Потом речь зашла о путешествиях, и Павел Александрович сказал, что он собирается через некоторое время, если все будет благополучно, переехать на постоянное жительство в Канаду, подальше от Европы, ее политических судорог и неизменного ощущения смутной тревоги, наполняющего воздух, которым мы дышим.
- Подумайте, - сказал он, - ведь здесь каждый камень пропитан кровью. Войны, революции, баррикады, преступления, деспотические режимы, инквизиция, голод, разрушения и вся эта историческая галерея ужасов - участь Богемии, Варфоломеевская ночь, солдаты Наполеона в Испании, - помните серию рисунков Гойи? Европа живет как убийца, преследуемый кровавыми воспоминаниями и угрызениями совести - в ожидании новых государственных преступлений. Нет, я слишком стар для этого, я устал. Меня все тянет к теплу и покою. Я столько лет мерз и голодал, безнадежно, в смутном ожидании смерти или чуда, что теперь, я считаю, я заслужил право на отдых и на некоторые иллюзорные и сентиментальные утешения, последние, вероятно, которые мне суждены.

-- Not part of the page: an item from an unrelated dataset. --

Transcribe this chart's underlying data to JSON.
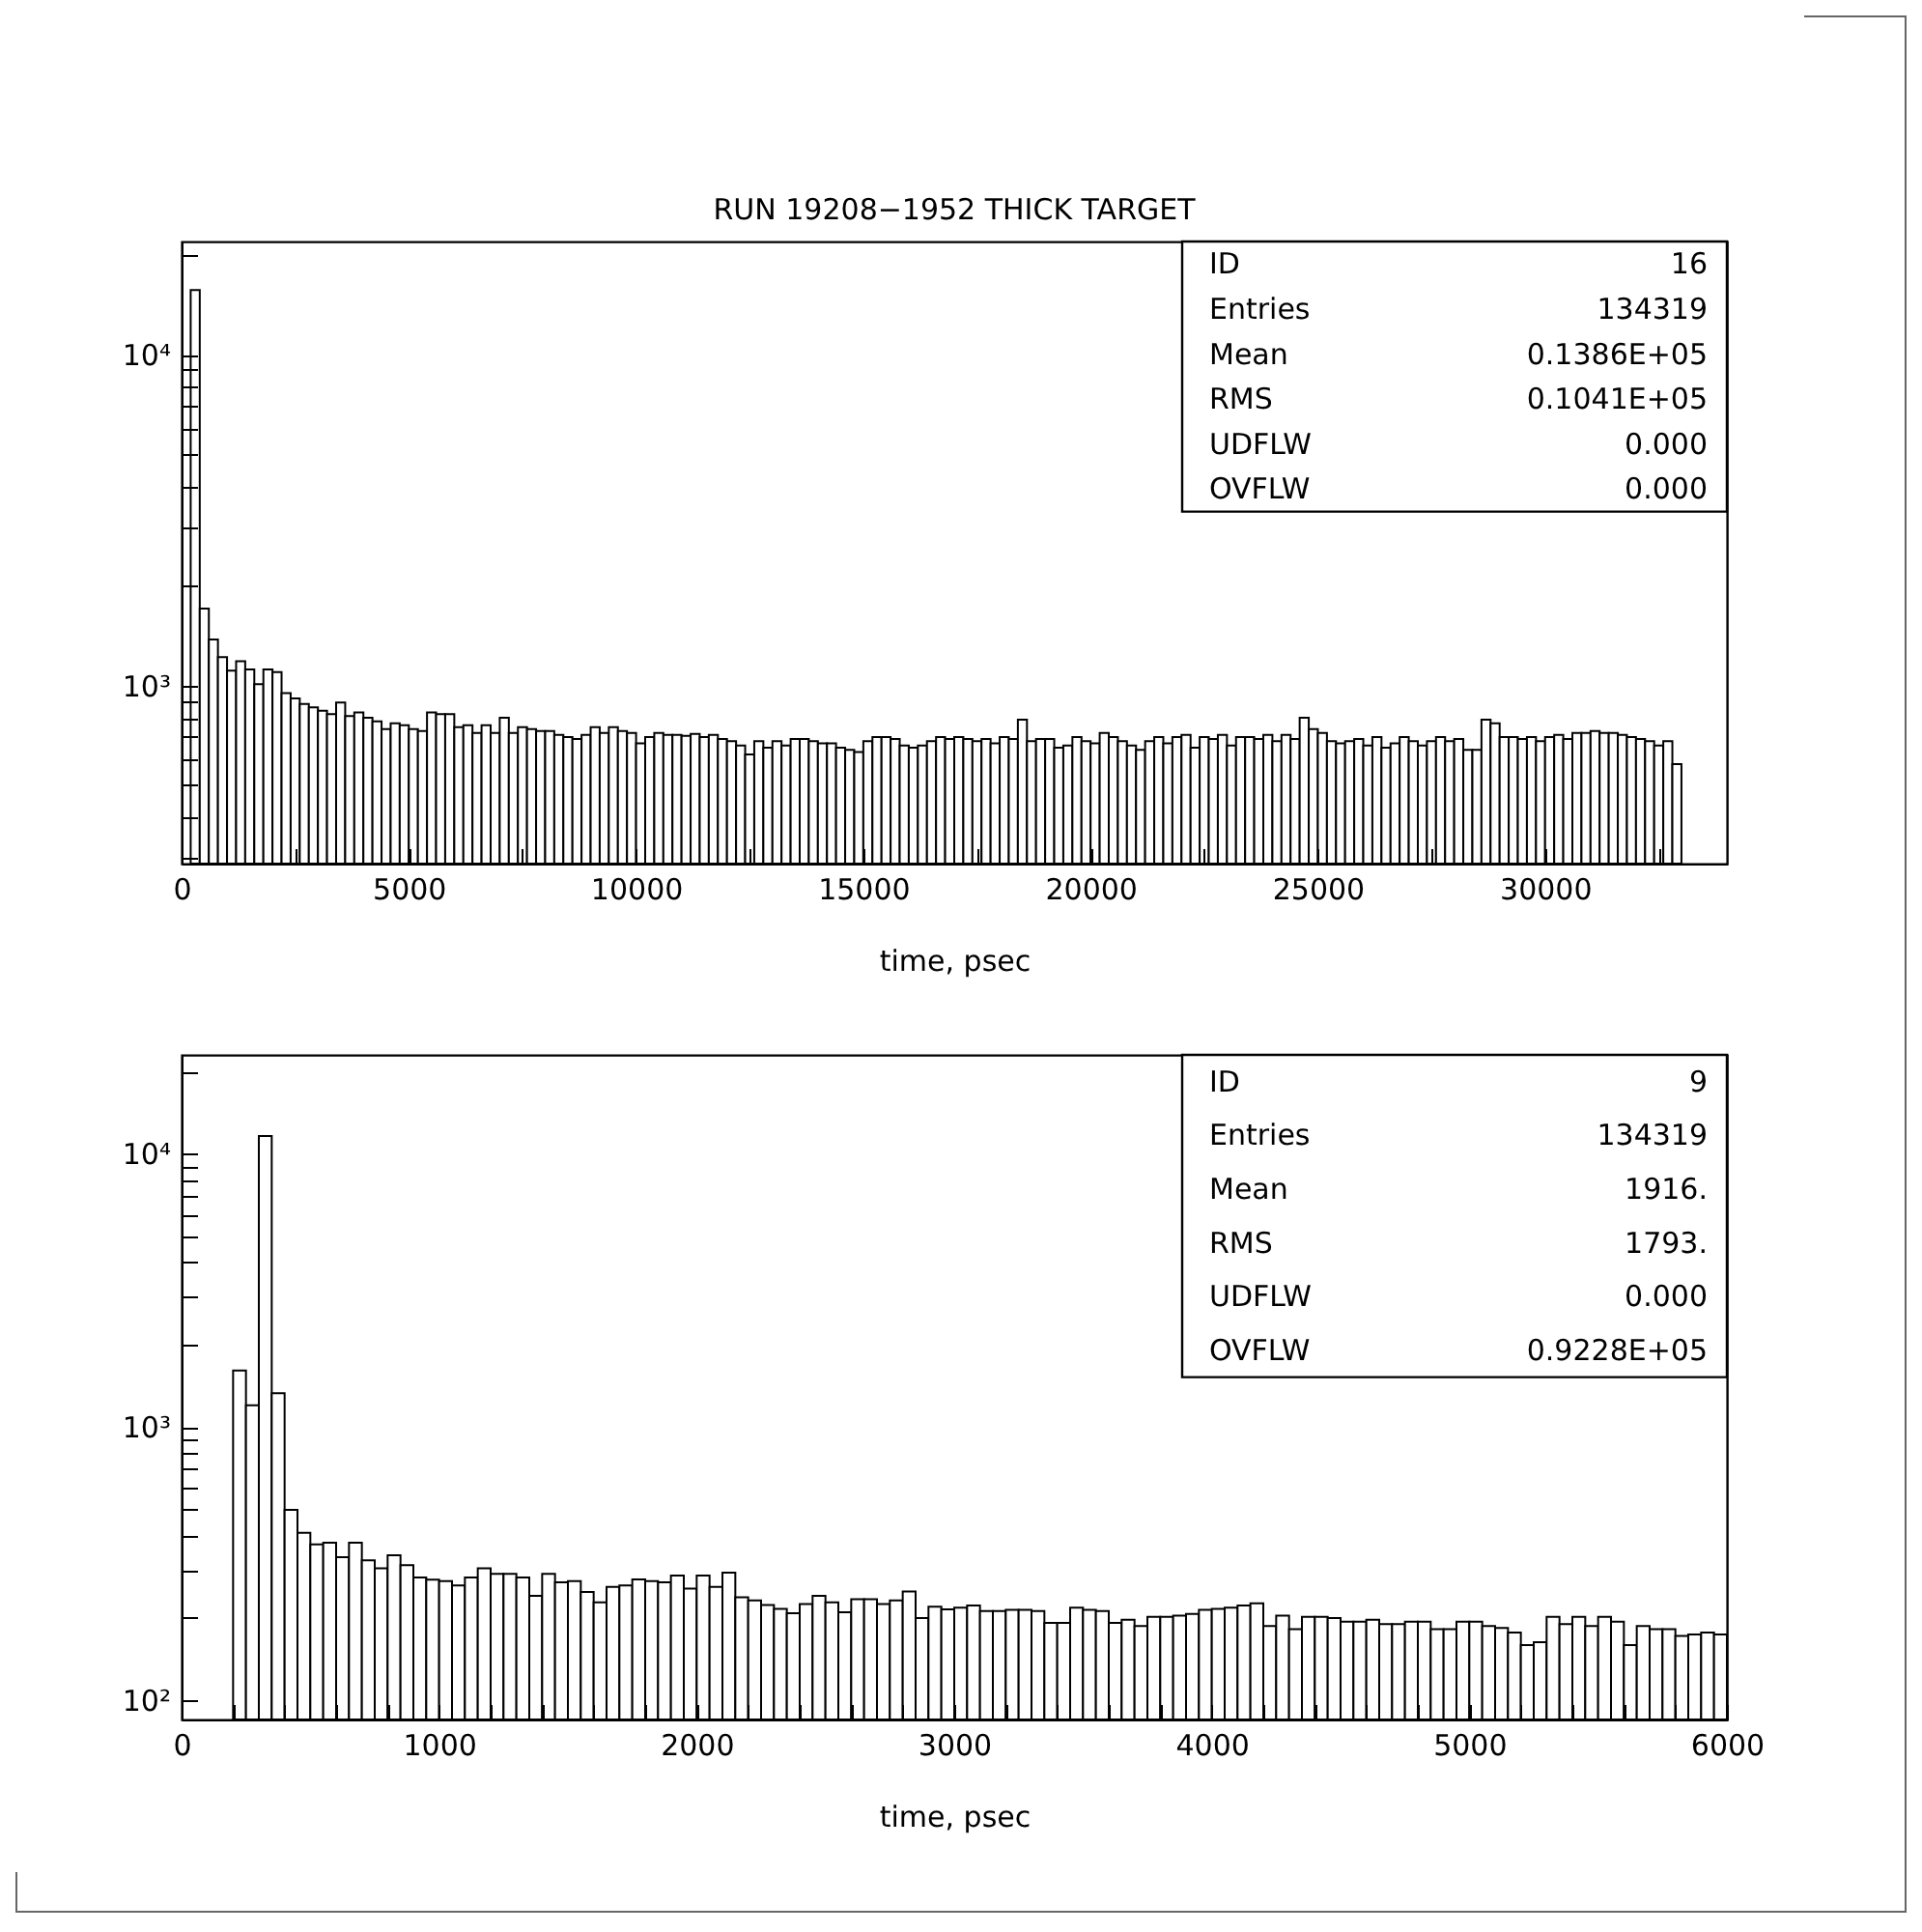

"Иллюзорные утешения" - да, лучше нельзя было сказать. Стало быть, и он это понимал, несмотря на свое позднее ослепление, стало быть, даже от его взгляда не ускользнула та преступная тень на лице Лиды, которая заставляла меня всякий раз, что я ее видел, испытывать отвращение и тревогу, одновременно с непонятным и унизительным тяготением к ней.